The Welsh Government said it has “bold and ambitious” plans for Wales to be a “world leader” in women’s rights.

Flexible working patterns can include anything from shorter weekly working hours, to only working a few months a year.

The chair of the National Assembly’s equality and communities committee John Griffiths was grilled last week by Welsh campaigner Sarah Rees – who was made redundant while on maternity leave – and by Anna Whitehouse, the blogger and founder of the action group Mother Pukka.

Mr Griffiths said he was “very pleased” when First Minister Carwyn Jones said he would like the Welsh Government to be “at the absolute cutting edge and forefront of gender equality” internationally.

“But we are all very aware of the fact that very often, the rhetoric is easier than the practical change,” added the Labour AM.

Another problem identified by the panel were the pressures on men to remain in work rather than women, following the birth of their child.

These pressures include traditional parental leave policies, the pay gap between men and women, and the feeling of emasculation some men might feel as a full-time parent.

Among the recommendations of the Work it Out report is that the Welsh Government should advertise public sector jobs as “flexible by default”.

Mr Griffiths was asked about the proposal to compel all employers to publish their maternity retention rates, which he said was “going to happen”.

“We are limited as employment law is not devolved to Wales, but we do have certain levers,” he added.

He said the Welsh Government’s levers included procurement, where it could make flexible working compulsory for private companies competing for its contracts.

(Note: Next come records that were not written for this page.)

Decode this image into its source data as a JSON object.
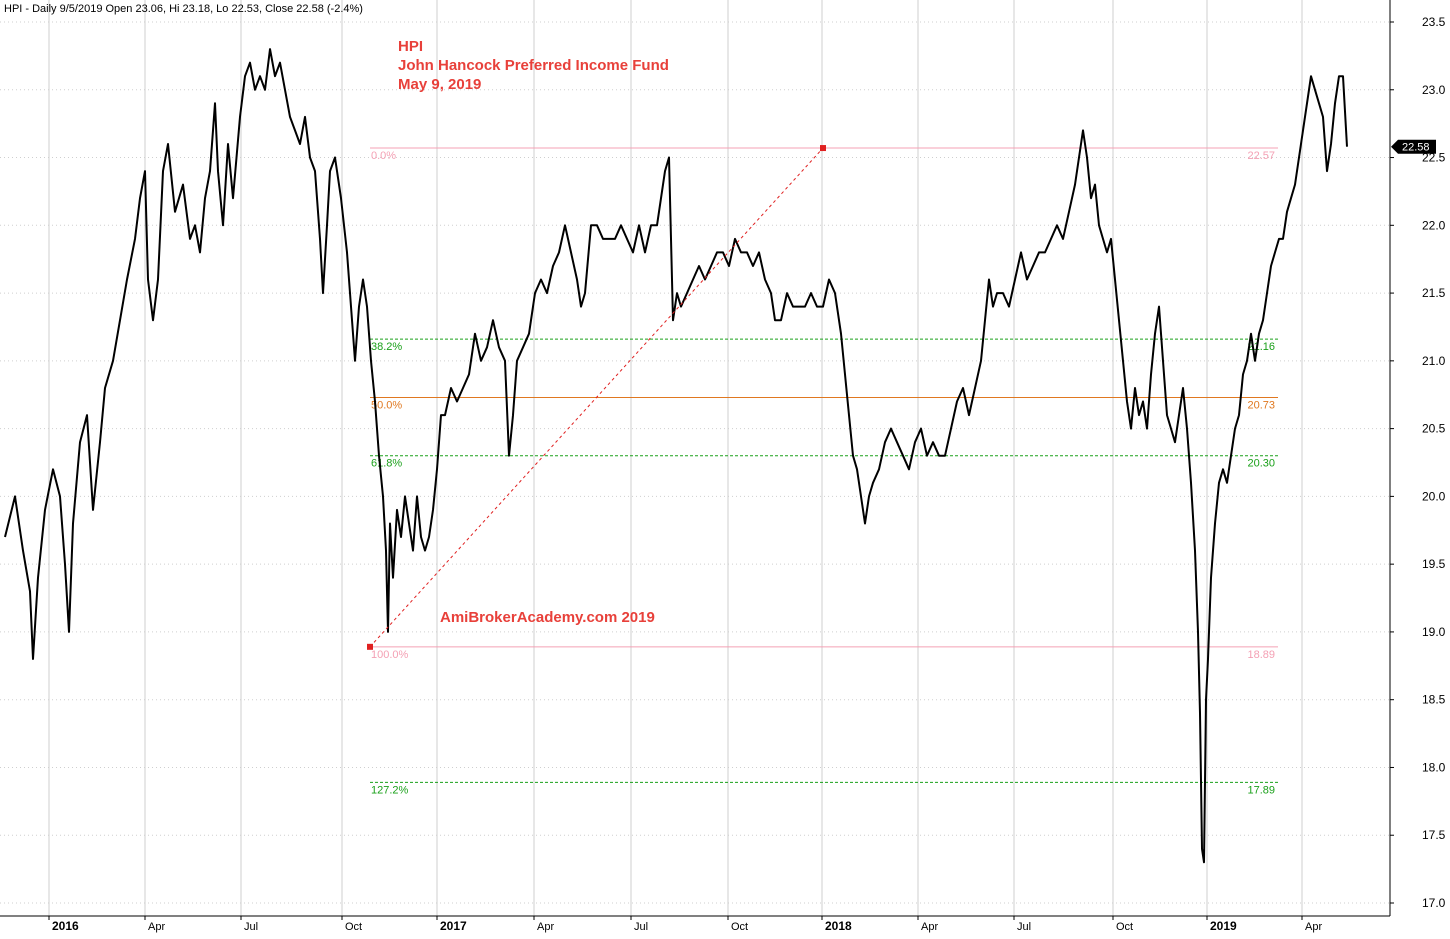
{
  "header": {
    "text": "HPI - Daily 9/5/2019 Open 23.06, Hi 23.18, Lo 22.53, Close 22.58 (-2.4%)"
  },
  "annotation": {
    "lines": [
      "HPI",
      "John Hancock Preferred Income Fund",
      "May 9, 2019"
    ],
    "watermark": "AmiBrokerAcademy.com  2019"
  },
  "colors": {
    "price": "#000000",
    "grid": "#cfcfcf",
    "fib_pink": "#f4a0b4",
    "fib_green": "#1aa01a",
    "fib_orange": "#e07820",
    "trend": "#e02020",
    "annotation": "#e8403a"
  },
  "last_price": {
    "value": "22.58"
  },
  "chart_data": {
    "type": "line",
    "series": [
      {
        "values": [
          [
            0,
            19.7
          ],
          [
            10,
            20.0
          ],
          [
            18,
            19.6
          ],
          [
            25,
            19.3
          ],
          [
            28,
            18.8
          ],
          [
            33,
            19.4
          ],
          [
            40,
            19.9
          ],
          [
            48,
            20.2
          ],
          [
            55,
            20.0
          ],
          [
            60,
            19.5
          ],
          [
            64,
            19.0
          ],
          [
            68,
            19.8
          ],
          [
            75,
            20.4
          ],
          [
            82,
            20.6
          ],
          [
            88,
            19.9
          ],
          [
            95,
            20.4
          ],
          [
            100,
            20.8
          ],
          [
            108,
            21.0
          ],
          [
            115,
            21.3
          ],
          [
            122,
            21.6
          ],
          [
            130,
            21.9
          ],
          [
            135,
            22.2
          ],
          [
            140,
            22.4
          ],
          [
            143,
            21.6
          ],
          [
            148,
            21.3
          ],
          [
            153,
            21.6
          ],
          [
            158,
            22.4
          ],
          [
            163,
            22.6
          ],
          [
            170,
            22.1
          ],
          [
            178,
            22.3
          ],
          [
            185,
            21.9
          ],
          [
            190,
            22.0
          ],
          [
            195,
            21.8
          ],
          [
            200,
            22.2
          ],
          [
            205,
            22.4
          ],
          [
            210,
            22.9
          ],
          [
            213,
            22.4
          ],
          [
            218,
            22.0
          ],
          [
            223,
            22.6
          ],
          [
            228,
            22.2
          ],
          [
            235,
            22.8
          ],
          [
            240,
            23.1
          ],
          [
            245,
            23.2
          ],
          [
            250,
            23.0
          ],
          [
            255,
            23.1
          ],
          [
            260,
            23.0
          ],
          [
            265,
            23.3
          ],
          [
            270,
            23.1
          ],
          [
            275,
            23.2
          ],
          [
            280,
            23.0
          ],
          [
            285,
            22.8
          ],
          [
            290,
            22.7
          ],
          [
            295,
            22.6
          ],
          [
            300,
            22.8
          ],
          [
            305,
            22.5
          ],
          [
            310,
            22.4
          ],
          [
            315,
            21.9
          ],
          [
            318,
            21.5
          ],
          [
            322,
            22.0
          ],
          [
            325,
            22.4
          ],
          [
            330,
            22.5
          ],
          [
            336,
            22.2
          ],
          [
            342,
            21.8
          ],
          [
            346,
            21.4
          ],
          [
            350,
            21.0
          ],
          [
            354,
            21.4
          ],
          [
            358,
            21.6
          ],
          [
            362,
            21.4
          ],
          [
            366,
            21.0
          ],
          [
            370,
            20.7
          ],
          [
            374,
            20.3
          ],
          [
            378,
            20.0
          ],
          [
            381,
            19.6
          ],
          [
            383,
            19.0
          ],
          [
            385,
            19.8
          ],
          [
            388,
            19.4
          ],
          [
            392,
            19.9
          ],
          [
            396,
            19.7
          ],
          [
            400,
            20.0
          ],
          [
            404,
            19.8
          ],
          [
            408,
            19.6
          ],
          [
            412,
            20.0
          ],
          [
            416,
            19.7
          ],
          [
            420,
            19.6
          ],
          [
            424,
            19.7
          ],
          [
            428,
            19.9
          ],
          [
            432,
            20.2
          ],
          [
            436,
            20.6
          ],
          [
            440,
            20.6
          ],
          [
            446,
            20.8
          ],
          [
            452,
            20.7
          ],
          [
            458,
            20.8
          ],
          [
            464,
            20.9
          ],
          [
            470,
            21.2
          ],
          [
            476,
            21.0
          ],
          [
            482,
            21.1
          ],
          [
            488,
            21.3
          ],
          [
            494,
            21.1
          ],
          [
            500,
            21.0
          ],
          [
            504,
            20.3
          ],
          [
            508,
            20.6
          ],
          [
            512,
            21.0
          ],
          [
            518,
            21.1
          ],
          [
            524,
            21.2
          ],
          [
            530,
            21.5
          ],
          [
            536,
            21.6
          ],
          [
            542,
            21.5
          ],
          [
            548,
            21.7
          ],
          [
            554,
            21.8
          ],
          [
            560,
            22.0
          ],
          [
            566,
            21.8
          ],
          [
            572,
            21.6
          ],
          [
            576,
            21.4
          ],
          [
            580,
            21.5
          ],
          [
            586,
            22.0
          ],
          [
            592,
            22.0
          ],
          [
            598,
            21.9
          ],
          [
            604,
            21.9
          ],
          [
            610,
            21.9
          ],
          [
            616,
            22.0
          ],
          [
            622,
            21.9
          ],
          [
            628,
            21.8
          ],
          [
            634,
            22.0
          ],
          [
            640,
            21.8
          ],
          [
            646,
            22.0
          ],
          [
            652,
            22.0
          ],
          [
            656,
            22.2
          ],
          [
            660,
            22.4
          ],
          [
            664,
            22.5
          ],
          [
            668,
            21.3
          ],
          [
            672,
            21.5
          ],
          [
            676,
            21.4
          ],
          [
            682,
            21.5
          ],
          [
            688,
            21.6
          ],
          [
            694,
            21.7
          ],
          [
            700,
            21.6
          ],
          [
            706,
            21.7
          ],
          [
            712,
            21.8
          ],
          [
            718,
            21.8
          ],
          [
            724,
            21.7
          ],
          [
            730,
            21.9
          ],
          [
            736,
            21.8
          ],
          [
            742,
            21.8
          ],
          [
            748,
            21.7
          ],
          [
            754,
            21.8
          ],
          [
            760,
            21.6
          ],
          [
            766,
            21.5
          ],
          [
            770,
            21.3
          ],
          [
            776,
            21.3
          ],
          [
            782,
            21.5
          ],
          [
            788,
            21.4
          ],
          [
            794,
            21.4
          ],
          [
            800,
            21.4
          ],
          [
            806,
            21.5
          ],
          [
            812,
            21.4
          ],
          [
            818,
            21.4
          ],
          [
            824,
            21.6
          ],
          [
            830,
            21.5
          ],
          [
            836,
            21.2
          ],
          [
            840,
            20.9
          ],
          [
            844,
            20.6
          ],
          [
            848,
            20.3
          ],
          [
            852,
            20.2
          ],
          [
            856,
            20.0
          ],
          [
            860,
            19.8
          ],
          [
            864,
            20.0
          ],
          [
            868,
            20.1
          ],
          [
            874,
            20.2
          ],
          [
            880,
            20.4
          ],
          [
            886,
            20.5
          ],
          [
            892,
            20.4
          ],
          [
            898,
            20.3
          ],
          [
            904,
            20.2
          ],
          [
            910,
            20.4
          ],
          [
            916,
            20.5
          ],
          [
            922,
            20.3
          ],
          [
            928,
            20.4
          ],
          [
            934,
            20.3
          ],
          [
            940,
            20.3
          ],
          [
            946,
            20.5
          ],
          [
            952,
            20.7
          ],
          [
            958,
            20.8
          ],
          [
            964,
            20.6
          ],
          [
            970,
            20.8
          ],
          [
            976,
            21.0
          ],
          [
            980,
            21.3
          ],
          [
            984,
            21.6
          ],
          [
            988,
            21.4
          ],
          [
            992,
            21.5
          ],
          [
            998,
            21.5
          ],
          [
            1004,
            21.4
          ],
          [
            1010,
            21.6
          ],
          [
            1016,
            21.8
          ],
          [
            1022,
            21.6
          ],
          [
            1028,
            21.7
          ],
          [
            1034,
            21.8
          ],
          [
            1040,
            21.8
          ],
          [
            1046,
            21.9
          ],
          [
            1052,
            22.0
          ],
          [
            1058,
            21.9
          ],
          [
            1064,
            22.1
          ],
          [
            1070,
            22.3
          ],
          [
            1074,
            22.5
          ],
          [
            1078,
            22.7
          ],
          [
            1082,
            22.5
          ],
          [
            1086,
            22.2
          ],
          [
            1090,
            22.3
          ],
          [
            1094,
            22.0
          ],
          [
            1098,
            21.9
          ],
          [
            1102,
            21.8
          ],
          [
            1106,
            21.9
          ],
          [
            1110,
            21.6
          ],
          [
            1114,
            21.3
          ],
          [
            1118,
            21.0
          ],
          [
            1122,
            20.7
          ],
          [
            1126,
            20.5
          ],
          [
            1130,
            20.8
          ],
          [
            1134,
            20.6
          ],
          [
            1138,
            20.7
          ],
          [
            1142,
            20.5
          ],
          [
            1146,
            20.9
          ],
          [
            1150,
            21.2
          ],
          [
            1154,
            21.4
          ],
          [
            1158,
            21.0
          ],
          [
            1162,
            20.6
          ],
          [
            1166,
            20.5
          ],
          [
            1170,
            20.4
          ],
          [
            1174,
            20.6
          ],
          [
            1178,
            20.8
          ],
          [
            1182,
            20.5
          ],
          [
            1186,
            20.1
          ],
          [
            1190,
            19.6
          ],
          [
            1193,
            19.0
          ],
          [
            1195,
            18.4
          ],
          [
            1197,
            17.4
          ],
          [
            1199,
            17.3
          ],
          [
            1201,
            18.5
          ],
          [
            1203,
            18.8
          ],
          [
            1206,
            19.4
          ],
          [
            1210,
            19.8
          ],
          [
            1214,
            20.1
          ],
          [
            1218,
            20.2
          ],
          [
            1222,
            20.1
          ],
          [
            1226,
            20.3
          ],
          [
            1230,
            20.5
          ],
          [
            1234,
            20.6
          ],
          [
            1238,
            20.9
          ],
          [
            1242,
            21.0
          ],
          [
            1246,
            21.2
          ],
          [
            1250,
            21.0
          ],
          [
            1254,
            21.2
          ],
          [
            1258,
            21.3
          ],
          [
            1262,
            21.5
          ],
          [
            1266,
            21.7
          ],
          [
            1270,
            21.8
          ],
          [
            1274,
            21.9
          ],
          [
            1278,
            21.9
          ],
          [
            1282,
            22.1
          ],
          [
            1286,
            22.2
          ],
          [
            1290,
            22.3
          ],
          [
            1294,
            22.5
          ],
          [
            1298,
            22.7
          ],
          [
            1302,
            22.9
          ],
          [
            1306,
            23.1
          ],
          [
            1310,
            23.0
          ],
          [
            1314,
            22.9
          ],
          [
            1318,
            22.8
          ],
          [
            1322,
            22.4
          ],
          [
            1326,
            22.6
          ],
          [
            1330,
            22.9
          ],
          [
            1334,
            23.1
          ],
          [
            1338,
            23.1
          ],
          [
            1342,
            22.58
          ]
        ]
      }
    ],
    "y_axis": {
      "range": [
        17.0,
        23.5
      ],
      "ticks": [
        "17.0",
        "17.5",
        "18.0",
        "18.5",
        "19.0",
        "19.5",
        "20.0",
        "20.5",
        "21.0",
        "21.5",
        "22.0",
        "22.5",
        "23.0",
        "23.5"
      ]
    },
    "x_axis": {
      "ticks": [
        {
          "label": "2016",
          "bold": true
        },
        {
          "label": "Apr",
          "bold": false
        },
        {
          "label": "Jul",
          "bold": false
        },
        {
          "label": "Oct",
          "bold": false
        },
        {
          "label": "2017",
          "bold": true
        },
        {
          "label": "Apr",
          "bold": false
        },
        {
          "label": "Jul",
          "bold": false
        },
        {
          "label": "Oct",
          "bold": false
        },
        {
          "label": "2018",
          "bold": true
        },
        {
          "label": "Apr",
          "bold": false
        },
        {
          "label": "Jul",
          "bold": false
        },
        {
          "label": "Oct",
          "bold": false
        },
        {
          "label": "2019",
          "bold": true
        },
        {
          "label": "Apr",
          "bold": false
        }
      ]
    },
    "fibonacci": {
      "anchor_low": 18.89,
      "anchor_high": 22.57,
      "levels": [
        {
          "pct": "0.0%",
          "value": "22.57",
          "price": 22.57,
          "style": "pink"
        },
        {
          "pct": "38.2%",
          "value": "21.16",
          "price": 21.16,
          "style": "green-dashed"
        },
        {
          "pct": "50.0%",
          "value": "20.73",
          "price": 20.73,
          "style": "orange"
        },
        {
          "pct": "61.8%",
          "value": "20.30",
          "price": 20.3,
          "style": "green-dashed"
        },
        {
          "pct": "100.0%",
          "value": "18.89",
          "price": 18.89,
          "style": "pink"
        },
        {
          "pct": "127.2%",
          "value": "17.89",
          "price": 17.89,
          "style": "green-dashed"
        }
      ]
    },
    "grid": true
  }
}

“Wales can celebrate that it was the first country to bring in plastic bag charges and the impact that has had on the environment,” added campaigner Ms Rees, who is from Penarth in the Vale of Glamorgan.

“What if Wales could lead to make Cardiff the first flexible working city in the world, for example? We could raise Wales to the best in the world when it comes to gender equality.”

Mr Griffiths said he thought the idea was “very exciting” and he was hopeful it could be achieved.

A Welsh Government spokesperson said: “We are committed to trying to improve conditions for individuals and reduce gender inequality in work and childcare.

“The first minister has set a bold and ambitious target for the Welsh Government to become a world leader in women’s rights and gender equality. We have commissioned a review to support this ambition.”